La copie de « Dala’il al-Khayrat » exposée dans le musée malaisien est une version ottomane composée de textes accompagnés de dessins et de figures ornementales. Néanmoins, elle n’est pas la seule en la possession du musée.

« Dans la galerie du Coran et des Manuscrits, plus de 20 exemplaires de « Dala’il al-Khayrat » de différentes origines et formes sont présentés. Le plus ancien est un manuscrit d’origine marocaine datant du 16ème siècle et qui se décline en 258 folios rédigés en écriture maghrébine », relève Dalia Mohamed, commissaire d’exposition au Musée des arts islamiques de Malaisie.


« Les manuscrits que nous exposons ne sont pas originaires du Maroc seulement, mais aussi de l’empire ottoman, de la Perse et de l’Asie du Sud-Est », a-t-elle expliqué dans une déclaration à la MAP.

A titre d’exemple, le musée abrite une copie datée du 3 Chaaban 1119 de l’Hégire (16ème siècle), et « expose en exclusivité » des copies rédigées en Chine (1132 de l’Hégire, correspondant à 1719-20), en Turquie ottomane (1166 Hégire/1752-53), et au nord de l’Inde (1193/1779-80), a-t-elle détaillé.

Émergeant intact des opacités du temps, le destin de « Dala’il al-Khayrat » a été ainsi enrichi d’un florilège de copies nouvelles, dont de belles versions ornementées de dessins réalisées par des miniaturistes, relieurs et enlumineurs perses, turcs, mogholes et bien d’autres.

Le Musée des arts islamiques de Malaisie avait d’ailleurs tenu, de mars à août 2016, une exposition de 27 manuscrits de « Dala’il al-Khayrat », de la plus ancienne copie marocaine datant du 16ème siècle à une copie malaisienne du 19ème siècle originaire de Terengganu (côte est de la péninsule malaise).

« Cette exposition spéciale avait porté sur « Dala’il al-Khayrat » et son impact international. Malgré son origine marocaine (…), « Dala’il al-Khayrat » est le livre de prières islamiques le plus éminent et le plus largement lu », fait valoir Dalia Mohamed.

« Depuis, la collection des manuscrits de « Dala’il al-Khayrat » en la possession du musée s’est étoffée à plus de 45 manuscrits de différents continents, et ce nombre augmentera davantage à l’avenir », a-t-elle ajouté.

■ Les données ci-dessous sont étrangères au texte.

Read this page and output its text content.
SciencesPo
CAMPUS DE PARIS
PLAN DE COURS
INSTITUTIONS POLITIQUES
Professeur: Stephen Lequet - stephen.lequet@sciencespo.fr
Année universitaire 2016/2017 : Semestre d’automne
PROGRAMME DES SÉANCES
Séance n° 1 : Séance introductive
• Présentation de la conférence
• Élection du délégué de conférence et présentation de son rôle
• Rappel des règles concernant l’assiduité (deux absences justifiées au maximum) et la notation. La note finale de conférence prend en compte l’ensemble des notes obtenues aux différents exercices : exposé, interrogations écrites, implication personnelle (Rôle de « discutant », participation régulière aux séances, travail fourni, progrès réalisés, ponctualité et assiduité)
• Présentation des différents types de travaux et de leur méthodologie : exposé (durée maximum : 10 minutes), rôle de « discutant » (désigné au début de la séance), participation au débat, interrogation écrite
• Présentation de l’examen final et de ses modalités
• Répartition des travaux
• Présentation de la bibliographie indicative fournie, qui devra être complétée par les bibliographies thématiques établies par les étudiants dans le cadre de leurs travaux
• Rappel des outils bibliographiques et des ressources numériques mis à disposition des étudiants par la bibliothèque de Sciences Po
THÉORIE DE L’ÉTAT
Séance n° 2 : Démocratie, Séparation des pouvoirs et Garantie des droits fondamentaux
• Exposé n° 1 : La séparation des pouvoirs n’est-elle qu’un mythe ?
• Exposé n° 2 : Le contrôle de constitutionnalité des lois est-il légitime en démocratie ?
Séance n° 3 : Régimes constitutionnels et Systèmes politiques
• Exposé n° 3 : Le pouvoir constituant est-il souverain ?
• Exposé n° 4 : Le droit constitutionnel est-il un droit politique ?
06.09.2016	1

Outre « Dala’il al-Khayrat », le Maroc est représenté dans le Musée des arts islamiques de Malaisie par d’autres objets d’antiquité, dont une copie manuscrite datant de 1789 à Meknès du livre « Mawahib Al Mannan » du Sultan Mohammed ben Abdallah, des bijoux amazighs du haut Atlas du 18ème siècle, dont une couronne incrustées de pierres précieuses, des broches argentées constituées de plaques triangulaires et d’épingles, des colliers, des bracelets et des boucles d’oreilles, ainsi que des poignards argentés datant du 19ème siècle.

Tous ces éléments à la beauté intemporelle mettent en avant la richesse de la culture marocaine, son rayonnement transfrontalier, et son ouverture aux autres civilisations et peuples, aussi lointains puissent-ils être.